The European Commission has fined Nike €12.5 million for banning traders from selling licensed merchandise to other countries within the EEA. This restriction concerned merchandising products of some of Europe’s best-known football clubs and federations, for which Nike held the licence.
Licensed merchandising products are extremely varied (e.g. mugs, bags, bedsheets, stationery, toys) but all carry one or more logos or images protected by intellectual property rights (IPRs), such as trademarks or copyright. Through a licensing agreement, one party (a licensor) allows another party (a licensee) to use one or more of its IPRs in a certain product. Licensors typically grant non-exclusive licenses to increase the number of merchandising products in the market and their territorial coverage.
Nike’s core business is the design and sale of athletic footwear and apparel, including for football clubs and federations, which generally feature Nike’s registered trademarks, such as its name or “Swoosh” logo. Other products, so-called “licensed merchandise”, only feature the brands of a football club or a federation, not Nike’s trademarks. For these products, Nike acts as a licensor of IPRs that grants licences to third parties, who become entitled to manufacture and distribute those products. It is in the context of Nike’s role as a licensor for the manufacture and distribution of these licensed merchandise products that the Commission is imposing a fine.
In June 2017, the Commission opened an antitrust investigation into certain licensing and distribution practices of Nike to assess whether it illegally restricted traders from selling licensed merchandise cross-border and online within the EU Single Market.
The Commission investigation has found that Nike’s non-exclusive licensing and distribution agreements breached EU competition rules:
- Nike imposed a number of direct measures restricting out-of-territory sales by licensees, such as clauses explicitly prohibiting these sales, obligations to refer orders for out-of-territory sales to Nike and clauses imposing double royalties for out-of-territory sales.

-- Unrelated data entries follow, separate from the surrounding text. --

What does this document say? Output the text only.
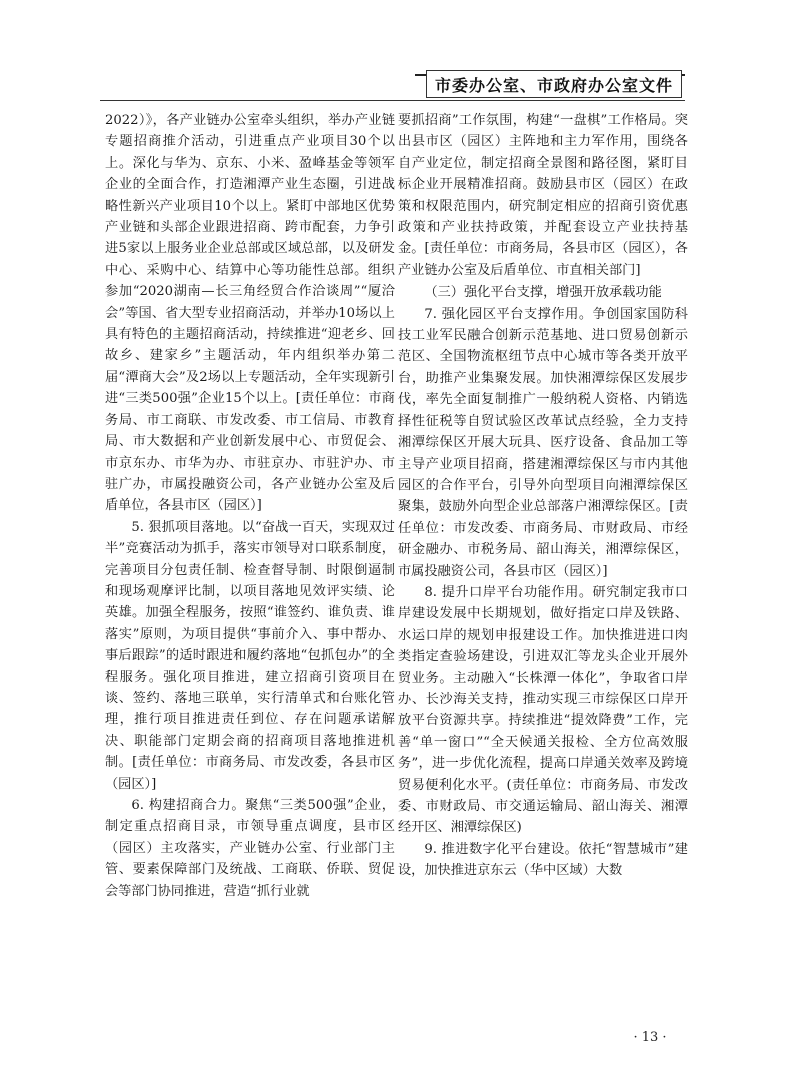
市委办公室、市政府办公室文件

2022）》，各产业链办公室牵头组织，举办产业链专题招商推介活动，引进重点产业项目30个以上。深化与华为、京东、小米、盈峰基金等领军企业的全面合作，打造湘潭产业生态圈，引进战略性新兴产业项目10个以上。紧盯中部地区优势产业链和头部企业跟进招商、跨市配套，力争引进5家以上服务业企业总部或区域总部，以及研发中心、采购中心、结算中心等功能性总部。组织参加“2020湖南—长三角经贸合作洽谈周”“厦洽会”等国、省大型专业招商活动，并举办10场以上具有特色的主题招商活动，持续推进“迎老乡、回故乡、建家乡”主题活动，年内组织举办第二届“潭商大会”及2场以上专题活动，全年实现新引进“三类500强”企业15个以上。[责任单位：市商务局、市工商联、市发改委、市工信局、市教育局、市大数据和产业创新发展中心、市贸促会、市京东办、市华为办、市驻京办、市驻沪办、市驻广办，市属投融资公司，各产业链办公室及后盾单位，各县市区（园区）]

5. 狠抓项目落地。以“奋战一百天，实现双过半”竞赛活动为抓手，落实市领导对口联系制度，完善项目分包责任制、检查督导制、时限倒逼制和现场观摩评比制，以项目落地见效评实绩、论英雄。加强全程服务，按照“谁签约、谁负责、谁落实”原则，为项目提供“事前介入、事中帮办、事后跟踪”的适时跟进和履约落地“包抓包办”的全程服务。强化项目推进，建立招商引资项目在谈、签约、落地三联单，实行清单式和台账化管理，推行项目推进责任到位、存在问题承诺解决、职能部门定期会商的招商项目落地推进机制。[责任单位：市商务局、市发改委，各县市区（园区）]

6. 构建招商合力。聚焦“三类500强”企业，制定重点招商目录，市领导重点调度，县市区（园区）主攻落实，产业链办公室、行业部门主管、要素保障部门及统战、工商联、侨联、贸促会等部门协同推进，营造“抓行业就

要抓招商”工作氛围，构建“一盘棋”工作格局。突出县市区（园区）主阵地和主力军作用，围绕各自产业定位，制定招商全景图和路径图，紧盯目标企业开展精准招商。鼓励县市区（园区）在政策和权限范围内，研究制定相应的招商引资优惠政策和产业扶持政策，并配套设立产业扶持基金。[责任单位：市商务局，各县市区（园区），各产业链办公室及后盾单位、市直相关部门]

（三）强化平台支撑，增强开放承载功能

7. 强化园区平台支撑作用。争创国家国防科技工业军民融合创新示范基地、进口贸易创新示范区、全国物流枢纽节点中心城市等各类开放平台，助推产业集聚发展。加快湘潭综保区发展步伐，率先全面复制推广一般纳税人资格、内销选择性征税等自贸试验区改革试点经验，全力支持湘潭综保区开展大玩具、医疗设备、食品加工等主导产业项目招商，搭建湘潭综保区与市内其他园区的合作平台，引导外向型项目向湘潭综保区聚集，鼓励外向型企业总部落户湘潭综保区。[责任单位：市发改委、市商务局、市财政局、市经研金融办、市税务局、韶山海关，湘潭综保区，市属投融资公司，各县市区（园区）]

8. 提升口岸平台功能作用。研究制定我市口岸建设发展中长期规划，做好指定口岸及铁路、水运口岸的规划申报建设工作。加快推进进口肉类指定查验场建设，引进双汇等龙头企业开展外贸业务。主动融入“长株潭一体化”，争取省口岸办、长沙海关支持，推动实现三市综保区口岸开放平台资源共享。持续推进“提效降费”工作，完善“单一窗口”“全天候通关报检、全方位高效服务”，进一步优化流程，提高口岸通关效率及跨境贸易便利化水平。(责任单位：市商务局、市发改委、市财政局、市交通运输局、韶山海关、湘潭经开区、湘潭综保区)

9. 推进数字化平台建设。依托“智慧城市”建设，加快推进京东云（华中区域）大数

· 13 ·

- Nike enforced indirect measures to implement the out-of-territory restrictions, for instance threatening licensees with ending their contract if they sold out-of-territory, refusing to supply “official product” holograms if it feared that sales could be going towards other territories in the European Economic Area (EEA), and carrying out audits to ensure compliance with the restrictions.
- In some cases, Nike used master licensees in each territory to grant sub-licences for the use of the different IPRs to third parties. To secure the practice through the whole distribution chain, Nike imposed direct and indirect measures on master licensees. Through these measures, Nike compelled master licensees to stay within their territories and to enforce restrictions vis-à-vis their sub-licensees.
- Nike included clauses that explicitly prohibited licensees from supplying merchandising products to customers, often retailers, who could be selling outside the allocated territories. In addition to obliging licensees to pass on these prohibitions in their contracts, Nike would intervene to ensure that retailers (e.g. fashion shops, supermarkets, etc.) stopped purchasing products from licensees in other EEA territories.
Nike cooperated with the Commission beyond its legal obligation to do so, in particular by providing the Commission with information that allowed it to extend the scope of the case. As a result, the investigation included ancillary sport merchandise of a number of additional clubs. The company also provided evidence with significant added value and expressly acknowledged the facts and the infringements of EU competition rules.
Therefore, the Commission granted Nike a 40% fine reduction in return for this cooperation. Further information on this type of cooperation can be found on the Competition website.
The fine was set on the basis of the Commission’s 2006 Guidelines on fines (see press release and MEMO). Regarding the level of the fine, the Commission took into account, in particular, the value of sales relating to the infringement, the gravity of the infringement and its duration, as well as the fact that Nike cooperated with the Commission during the investigation.
The fine imposed by the Commission on Nike amounts to €12 555 000.
Fines imposed on companies found in breach of EU antitrust rules are paid into the general EU budget. This money is not earmarked for particular expenses, but Member States’ contributions to the EU budget for the following year are reduced accordingly. The fines therefore help to finance the EU and reduce the burden for taxpayers.
Background to the investigation
In June 2017, the Commission opened three separate antitrust investigations to ascertain whether certain licensing and distribution practices of Nike, Sanrio and Universal Studios illegally restricted traders from selling licensed merchandise cross-border and online within the EU Single Market. The investigations against Sanrio and Universal Studios are on-going.
Nike’s manufacturing and distribution agreements for merchandising products infringed Article 101 of the Treaty on the Functioning of the European Union (TFEU), which prohibits agreements between companies that prevent, restrict or distort competition within the EU’s Single Market.